I am GMing my first Pathfinder game and a player (a wizard) wants to make robes that offer Protection from Good and Law and Evil and Chaos (as the spells). That seems a bit OP to me.
How would that work and what's the best way to handle this?
There isn't anything limiting all of these spells being on the same person at the same time, so that isn't necessarily a concern. Let's think about what the person actually gets by using an item like this. It would effectively be: (all these bonuses are only against non-neutral neutral (many monsters fit neutral neutral, and definitely golems :D )
This probably isn't OP, as you can always just throw neutral monsters at it and it does no good at all.
Formula For the Item:
So, the formula for a continuous spell effect is spell level * caster level * 2,000 GP * 2 for 1 min/level spell, and each effect beyond the first has a 1.5 multiplier
Honestly, if a player wanted to spend 22k Gold on an item like that, I would be more than willing to oblige them, as there are probably more broken things they could buy for that amount. Just my two cents.

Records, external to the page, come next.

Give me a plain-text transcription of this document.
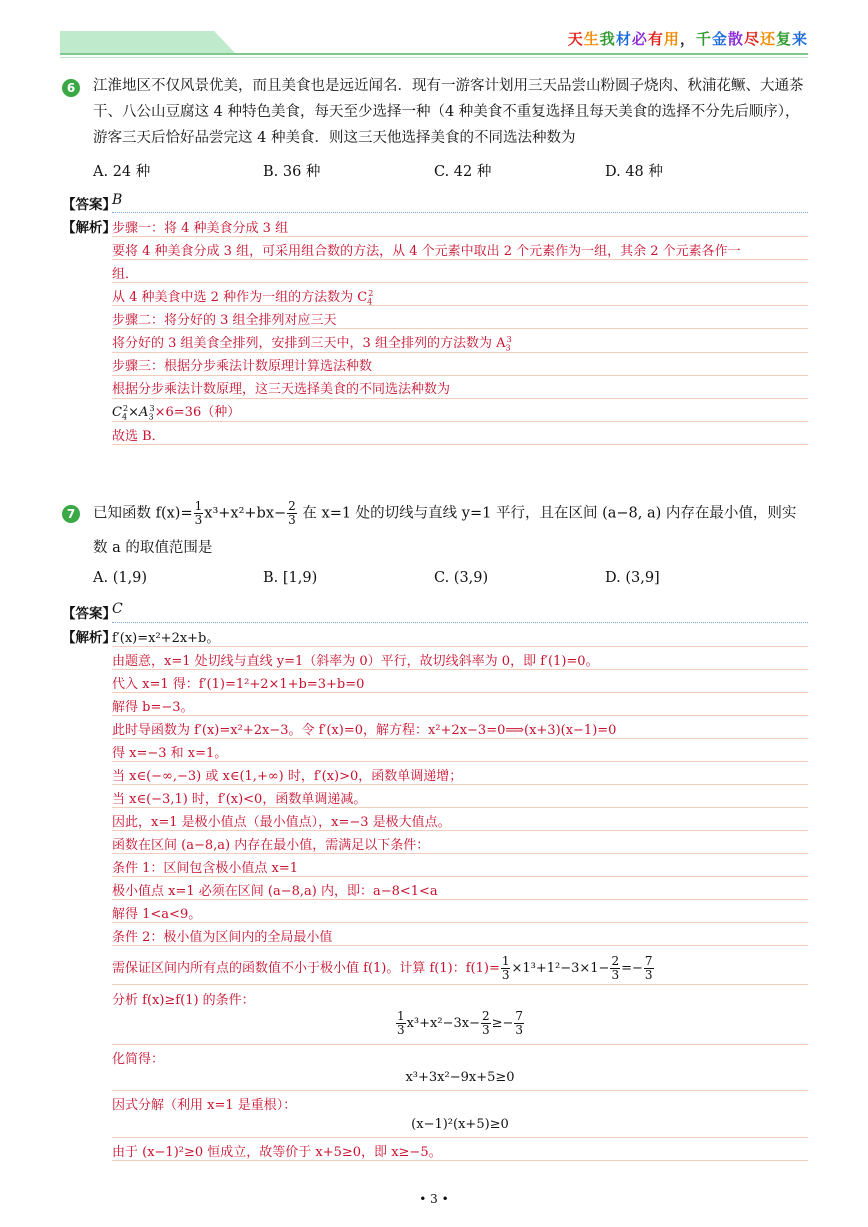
天生我材必有用，千金散尽还复来
6	江淮地区不仅风景优美，而且美食也是远近闻名．现有一游客计划用三天品尝山粉圆子烧肉、秋浦花鳜、大通茶干、八公山豆腐这 4 种特色美食，每天至少选择一种（4 种美食不重复选择且每天美食的选择不分先后顺序），游客三天后恰好品尝完这 4 种美食．则这三天他选择美食的不同选法种数为
A. 24 种	B. 36 种	C. 42 种	D. 48 种
【答案】
B
【解析】
步骤一：将 4 种美食分成 3 组
要将 4 种美食分成 3 组，可采用组合数的方法，从 4 个元素中取出 2 个元素作为一组，其余 2 个元素各作一
组．
从 4 种美食中选 2 种作为一组的方法数为 $C_4^2$
步骤二：将分好的 3 组全排列对应三天
将分好的 3 组美食全排列，安排到三天中，3 组全排列的方法数为 $A_3^3$
步骤三：根据分步乘法计数原理计算选法种数
根据分步乘法计数原理，这三天选择美食的不同选法种数为
$C_4^2\times A_3^3\times 6=36$（种）
故选 B．
7	已知函数 $f(x)= \frac{1}{3} x^3+x^2+bx- \frac{2}{3}$ 在 x=1 处的切线与直线 y=1 平行，且在区间 (a−8, a) 内存在最小值，则实
数 a 的取值范围是
A. (1,9)	B. [1,9)	C. (3,9)	D. (3,9]
【答案】
C
【解析】
f′(x)=x²+2x+b。
由题意，x=1 处切线与直线 y=1（斜率为 0）平行，故切线斜率为 0，即 f′(1)=0。
代入 x=1 得：f′(1)=1²+2×1+b=3+b=0
解得 b=−3。
此时导函数为 f′(x)=x²+2x−3。令 f′(x)=0，解方程：x²+2x−3=0⟹(x+3)(x−1)=0
得 x=−3 和 x=1。
当 x∈(−∞,−3) 或 x∈(1,+∞) 时，f′(x)>0，函数单调递增；
当 x∈(−3,1) 时，f′(x)<0，函数单调递减。
因此，x=1 是极小值点（最小值点），x=−3 是极大值点。
函数在区间 (a−8,a) 内存在最小值，需满足以下条件：
条件 1：区间包含极小值点 x=1
极小值点 x=1 必须在区间 (a−8,a) 内，即：a−8<1<a
解得 1<a<9。
条件 2：极小值为区间内的全局最小值
需保证区间内所有点的函数值不小于极小值 f(1)。计算 f(1)：$f(1)= \frac{1}{3} \times 1^3+1^2-3\times 1- \frac{2}{3} =- \frac{7}{3}$
分析 f(x)≥f(1) 的条件：
$\frac{1}{3} x^3+x^2-3x- \frac{2}{3} \ge- \frac{7}{3}$
化简得：
x³+3x²−9x+5≥0
因式分解（利用 x=1 是重根）：
(x−1)²(x+5)≥0
由于 (x−1)²≥0 恒成立，故等价于 x+5≥0，即 x≥−5。
• 3 •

As a point of reference, a cloak of resistance +2 is 4,000 GP, and a ring of protection +2 is 8,000 GP. Are the other effects (plus the fact that they're all on the same item) add up to another 5,000? Probably not. I would say that 22,000 is a minimum price, and just look north of there.
That custom magic robe of alignment protection wouldn't be particularly powerful
The deflection bonus to AC is easily duplicated, as is the resistance bonus on saving throws, and these bonuses won't stack as they're named bonuses. A second saving throw against mental control is only warranted against neutral creatures' effects, other creatures' mental control prevented completely by the robes. Summoned aligned outsiders that want to make bodily contact with the robe wearer will probably be rare unless the campaign's main baddies focus on summoning or something.
Thus if the campaign's focus is on magical possession or summoned creatures—you're playing a campaign based on The Exorcist or Magic: The Gathering, for instance—then such an item is a big deal and likely unbalanced, so the robe should be disallowed or outrageously priced.